Suddenly his running for his life to avoid execution by the rebels becomes an "ouster", assuming that the US forced him out.

Aristide leaves exile to visit Jamaica

Mr. Patterson, who heads Caricom, has irritated U.S. officials over the past two weeks by giving credence to Mr. Aristide's claim that the United States kidnapped him and shuttled him out of the country provoking a sharp and unusual public rebuke by the U.S. ambassador to Jamaica, Sue M. Cobb.
"Those words were heard by willing ears, resulting in surprisingly inflammatory rhetoric and an environment of hostility that I can only call markedly disappointing and unsophisticated in analysis," Mrs. Cobb wrote in an opinion piece published March 7 in the London Observer.
She said Mr. Aristide triggered his own downfall with his use of "mob violence and hit squads as a policy for several years and his endorsement of assassinations of journalists who dared to criticize his actions." . . .

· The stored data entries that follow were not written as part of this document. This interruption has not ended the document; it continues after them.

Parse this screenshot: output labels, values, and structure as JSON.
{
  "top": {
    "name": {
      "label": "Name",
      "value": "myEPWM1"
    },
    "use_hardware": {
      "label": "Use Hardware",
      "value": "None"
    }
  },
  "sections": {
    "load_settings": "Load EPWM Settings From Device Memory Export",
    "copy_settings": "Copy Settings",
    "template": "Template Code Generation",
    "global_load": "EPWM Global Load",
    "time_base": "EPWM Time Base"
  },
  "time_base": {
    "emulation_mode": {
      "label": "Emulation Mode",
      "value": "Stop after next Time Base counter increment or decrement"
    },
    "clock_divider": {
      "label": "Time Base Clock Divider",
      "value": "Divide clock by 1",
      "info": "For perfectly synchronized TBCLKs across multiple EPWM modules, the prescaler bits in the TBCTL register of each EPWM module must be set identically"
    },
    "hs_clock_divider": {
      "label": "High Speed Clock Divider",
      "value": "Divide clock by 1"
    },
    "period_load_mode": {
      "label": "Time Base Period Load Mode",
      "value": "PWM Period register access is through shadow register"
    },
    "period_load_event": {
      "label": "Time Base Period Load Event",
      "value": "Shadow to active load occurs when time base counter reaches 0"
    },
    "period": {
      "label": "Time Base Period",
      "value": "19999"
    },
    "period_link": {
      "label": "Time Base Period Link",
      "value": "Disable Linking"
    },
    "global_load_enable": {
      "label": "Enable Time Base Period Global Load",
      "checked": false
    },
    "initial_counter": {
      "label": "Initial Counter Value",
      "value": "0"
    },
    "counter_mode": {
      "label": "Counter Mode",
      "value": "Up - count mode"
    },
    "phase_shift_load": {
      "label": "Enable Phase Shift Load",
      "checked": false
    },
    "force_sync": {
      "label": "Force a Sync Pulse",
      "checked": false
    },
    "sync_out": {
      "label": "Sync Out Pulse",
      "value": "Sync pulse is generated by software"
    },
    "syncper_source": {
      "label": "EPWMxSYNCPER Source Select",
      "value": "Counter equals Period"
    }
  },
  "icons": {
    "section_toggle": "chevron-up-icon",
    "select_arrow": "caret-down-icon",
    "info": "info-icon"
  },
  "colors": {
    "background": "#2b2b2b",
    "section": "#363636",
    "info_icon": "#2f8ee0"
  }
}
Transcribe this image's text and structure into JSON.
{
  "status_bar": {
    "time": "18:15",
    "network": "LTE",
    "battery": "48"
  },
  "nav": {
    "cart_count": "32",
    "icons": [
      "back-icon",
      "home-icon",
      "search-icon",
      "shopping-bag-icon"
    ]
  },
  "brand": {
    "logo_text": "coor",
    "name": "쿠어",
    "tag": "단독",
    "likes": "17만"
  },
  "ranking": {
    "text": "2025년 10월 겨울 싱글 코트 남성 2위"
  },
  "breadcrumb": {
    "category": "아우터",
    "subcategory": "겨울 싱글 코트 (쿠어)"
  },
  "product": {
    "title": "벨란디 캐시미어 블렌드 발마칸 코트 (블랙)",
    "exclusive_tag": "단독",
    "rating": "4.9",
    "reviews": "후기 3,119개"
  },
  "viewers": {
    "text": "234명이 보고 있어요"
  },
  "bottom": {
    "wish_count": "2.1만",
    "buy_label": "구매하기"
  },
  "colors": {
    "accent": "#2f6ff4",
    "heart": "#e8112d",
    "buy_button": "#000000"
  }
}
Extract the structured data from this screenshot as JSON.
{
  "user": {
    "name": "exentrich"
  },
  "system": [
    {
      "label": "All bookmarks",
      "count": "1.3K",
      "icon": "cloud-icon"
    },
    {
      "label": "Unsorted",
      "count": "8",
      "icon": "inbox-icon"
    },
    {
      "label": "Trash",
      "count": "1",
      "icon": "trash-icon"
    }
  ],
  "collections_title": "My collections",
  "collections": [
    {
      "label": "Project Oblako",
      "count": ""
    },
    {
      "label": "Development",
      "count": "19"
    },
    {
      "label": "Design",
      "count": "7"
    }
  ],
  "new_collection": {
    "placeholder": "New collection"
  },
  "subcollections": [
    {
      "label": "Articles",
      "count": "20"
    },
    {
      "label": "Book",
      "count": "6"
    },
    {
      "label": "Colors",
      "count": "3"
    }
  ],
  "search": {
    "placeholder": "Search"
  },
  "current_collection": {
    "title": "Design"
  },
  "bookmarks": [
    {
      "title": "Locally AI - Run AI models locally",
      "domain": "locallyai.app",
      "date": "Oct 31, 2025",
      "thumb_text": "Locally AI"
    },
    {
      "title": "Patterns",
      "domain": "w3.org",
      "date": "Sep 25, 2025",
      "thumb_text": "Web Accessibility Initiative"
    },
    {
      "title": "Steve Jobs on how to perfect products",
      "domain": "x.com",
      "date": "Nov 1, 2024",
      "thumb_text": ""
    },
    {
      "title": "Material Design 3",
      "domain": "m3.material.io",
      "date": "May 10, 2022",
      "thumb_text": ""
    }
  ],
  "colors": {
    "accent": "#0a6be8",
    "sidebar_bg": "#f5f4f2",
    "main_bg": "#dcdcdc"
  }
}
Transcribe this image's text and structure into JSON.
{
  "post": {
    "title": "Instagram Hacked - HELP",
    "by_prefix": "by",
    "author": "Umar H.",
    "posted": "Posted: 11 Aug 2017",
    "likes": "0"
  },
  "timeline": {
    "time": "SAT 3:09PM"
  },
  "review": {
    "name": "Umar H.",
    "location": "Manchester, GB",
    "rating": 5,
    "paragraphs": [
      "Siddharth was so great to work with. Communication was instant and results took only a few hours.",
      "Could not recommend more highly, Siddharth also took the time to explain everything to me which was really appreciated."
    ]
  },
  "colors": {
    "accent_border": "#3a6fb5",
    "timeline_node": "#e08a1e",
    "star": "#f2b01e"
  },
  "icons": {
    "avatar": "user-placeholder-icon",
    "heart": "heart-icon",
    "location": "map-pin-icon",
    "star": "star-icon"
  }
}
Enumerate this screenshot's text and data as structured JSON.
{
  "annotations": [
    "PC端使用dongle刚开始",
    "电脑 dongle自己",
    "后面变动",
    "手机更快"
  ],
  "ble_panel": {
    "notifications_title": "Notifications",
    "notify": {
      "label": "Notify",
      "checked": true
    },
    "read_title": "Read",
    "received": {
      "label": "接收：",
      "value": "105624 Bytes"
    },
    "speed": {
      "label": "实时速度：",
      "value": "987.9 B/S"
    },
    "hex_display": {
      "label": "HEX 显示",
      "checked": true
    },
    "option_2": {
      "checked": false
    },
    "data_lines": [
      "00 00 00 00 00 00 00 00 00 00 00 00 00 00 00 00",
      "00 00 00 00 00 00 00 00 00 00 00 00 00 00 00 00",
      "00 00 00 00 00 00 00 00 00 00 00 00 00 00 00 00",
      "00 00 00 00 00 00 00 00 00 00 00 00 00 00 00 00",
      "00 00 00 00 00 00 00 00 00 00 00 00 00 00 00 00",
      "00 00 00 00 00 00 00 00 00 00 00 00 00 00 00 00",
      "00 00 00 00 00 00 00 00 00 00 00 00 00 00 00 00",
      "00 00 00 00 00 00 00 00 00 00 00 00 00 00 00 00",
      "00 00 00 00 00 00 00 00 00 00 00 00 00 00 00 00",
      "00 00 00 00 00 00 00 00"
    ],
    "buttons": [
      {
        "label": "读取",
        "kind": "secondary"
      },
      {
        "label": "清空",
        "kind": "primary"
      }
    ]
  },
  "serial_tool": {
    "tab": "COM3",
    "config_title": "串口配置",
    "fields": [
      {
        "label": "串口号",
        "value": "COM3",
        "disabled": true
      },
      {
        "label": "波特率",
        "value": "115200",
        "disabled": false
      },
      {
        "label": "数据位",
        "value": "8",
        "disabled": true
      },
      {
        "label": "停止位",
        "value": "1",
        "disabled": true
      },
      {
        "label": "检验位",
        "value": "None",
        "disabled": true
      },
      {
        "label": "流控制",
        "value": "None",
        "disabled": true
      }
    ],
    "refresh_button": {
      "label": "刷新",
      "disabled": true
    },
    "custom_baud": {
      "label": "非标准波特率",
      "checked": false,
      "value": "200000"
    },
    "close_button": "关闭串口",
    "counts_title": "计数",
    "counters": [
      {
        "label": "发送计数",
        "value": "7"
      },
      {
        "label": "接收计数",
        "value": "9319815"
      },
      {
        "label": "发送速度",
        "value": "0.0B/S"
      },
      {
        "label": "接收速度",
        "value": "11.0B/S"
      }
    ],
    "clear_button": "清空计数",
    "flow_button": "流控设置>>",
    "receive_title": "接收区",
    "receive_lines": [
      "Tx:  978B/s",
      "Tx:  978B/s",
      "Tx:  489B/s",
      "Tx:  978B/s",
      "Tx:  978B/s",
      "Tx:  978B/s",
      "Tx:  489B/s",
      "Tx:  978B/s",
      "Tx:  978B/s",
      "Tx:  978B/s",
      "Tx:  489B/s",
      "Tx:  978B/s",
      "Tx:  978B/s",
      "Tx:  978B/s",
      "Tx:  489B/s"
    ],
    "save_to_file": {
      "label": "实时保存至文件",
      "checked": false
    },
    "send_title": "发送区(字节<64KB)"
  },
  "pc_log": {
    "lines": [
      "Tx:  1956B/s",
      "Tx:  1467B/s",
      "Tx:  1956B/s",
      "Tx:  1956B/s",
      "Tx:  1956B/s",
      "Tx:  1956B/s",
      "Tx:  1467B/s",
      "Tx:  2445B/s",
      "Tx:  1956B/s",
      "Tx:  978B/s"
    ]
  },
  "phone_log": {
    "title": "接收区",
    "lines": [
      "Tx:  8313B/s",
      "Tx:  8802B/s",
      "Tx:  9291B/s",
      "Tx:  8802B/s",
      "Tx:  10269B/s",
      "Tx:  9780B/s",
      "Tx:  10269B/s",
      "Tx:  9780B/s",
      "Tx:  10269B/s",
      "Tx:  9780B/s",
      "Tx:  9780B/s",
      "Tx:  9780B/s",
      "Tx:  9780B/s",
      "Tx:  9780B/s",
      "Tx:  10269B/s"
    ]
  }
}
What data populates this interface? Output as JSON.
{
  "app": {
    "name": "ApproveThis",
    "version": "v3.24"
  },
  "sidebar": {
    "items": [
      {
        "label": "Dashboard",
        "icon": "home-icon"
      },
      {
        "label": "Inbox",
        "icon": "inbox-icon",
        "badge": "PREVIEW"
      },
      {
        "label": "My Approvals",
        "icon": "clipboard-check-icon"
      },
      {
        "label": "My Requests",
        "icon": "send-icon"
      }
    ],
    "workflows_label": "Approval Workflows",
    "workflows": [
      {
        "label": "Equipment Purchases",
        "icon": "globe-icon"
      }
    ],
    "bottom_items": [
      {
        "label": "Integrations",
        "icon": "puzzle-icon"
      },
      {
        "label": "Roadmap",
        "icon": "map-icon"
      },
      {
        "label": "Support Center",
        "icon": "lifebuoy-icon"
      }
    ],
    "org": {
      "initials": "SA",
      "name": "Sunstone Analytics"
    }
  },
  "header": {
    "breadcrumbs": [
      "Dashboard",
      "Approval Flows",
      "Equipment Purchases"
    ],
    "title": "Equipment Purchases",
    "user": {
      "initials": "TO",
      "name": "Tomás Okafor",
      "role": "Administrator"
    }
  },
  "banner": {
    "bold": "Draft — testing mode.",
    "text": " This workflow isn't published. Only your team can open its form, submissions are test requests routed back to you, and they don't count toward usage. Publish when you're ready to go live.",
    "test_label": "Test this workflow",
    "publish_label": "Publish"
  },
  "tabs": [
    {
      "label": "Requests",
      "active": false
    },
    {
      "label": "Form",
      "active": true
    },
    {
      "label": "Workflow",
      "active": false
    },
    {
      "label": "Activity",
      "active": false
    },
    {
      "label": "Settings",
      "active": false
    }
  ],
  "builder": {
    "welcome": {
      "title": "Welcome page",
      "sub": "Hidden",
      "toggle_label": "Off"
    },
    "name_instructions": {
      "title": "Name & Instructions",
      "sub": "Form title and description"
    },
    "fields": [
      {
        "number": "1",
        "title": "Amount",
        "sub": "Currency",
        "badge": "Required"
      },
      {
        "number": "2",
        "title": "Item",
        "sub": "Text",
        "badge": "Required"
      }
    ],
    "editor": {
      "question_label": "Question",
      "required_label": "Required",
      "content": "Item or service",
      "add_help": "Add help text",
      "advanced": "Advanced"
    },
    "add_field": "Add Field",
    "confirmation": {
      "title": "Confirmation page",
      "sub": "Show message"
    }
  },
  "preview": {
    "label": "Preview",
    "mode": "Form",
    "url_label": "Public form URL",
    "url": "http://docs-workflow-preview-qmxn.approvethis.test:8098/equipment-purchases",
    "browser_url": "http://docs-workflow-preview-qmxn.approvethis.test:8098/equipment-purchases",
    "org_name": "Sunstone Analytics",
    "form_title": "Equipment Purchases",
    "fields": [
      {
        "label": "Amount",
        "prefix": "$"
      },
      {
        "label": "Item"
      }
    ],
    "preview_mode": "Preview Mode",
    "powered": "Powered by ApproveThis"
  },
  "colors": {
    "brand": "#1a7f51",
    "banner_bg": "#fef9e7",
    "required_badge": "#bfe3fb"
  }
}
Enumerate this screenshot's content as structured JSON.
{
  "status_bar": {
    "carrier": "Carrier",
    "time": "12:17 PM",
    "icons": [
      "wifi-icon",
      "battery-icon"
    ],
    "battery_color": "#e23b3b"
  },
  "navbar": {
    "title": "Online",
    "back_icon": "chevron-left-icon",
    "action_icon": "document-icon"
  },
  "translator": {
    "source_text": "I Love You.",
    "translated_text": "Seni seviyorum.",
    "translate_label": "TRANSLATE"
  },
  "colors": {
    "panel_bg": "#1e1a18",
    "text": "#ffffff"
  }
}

Caricom's leaders have had an up-and-down relationship with Mr. Aristide since he started to lose his grip on power in recent months.
In January, Mr. Patterson expressed concern about rights abuses in Haiti, Caricom's newest member. He called on Mr. Aristide to release imprisoned university students and threatened unspecified sanctions against Haiti if Mr. Aristide failed to improve his governance.

Apparently, the shame and criminality of imprisoning students etc. evaporates when you claim that the US done you wrong. So because this brutal assassin ordering tyrant claims he was forced out, suddenly Caricom should support him rather than condemn him as they had two months previously.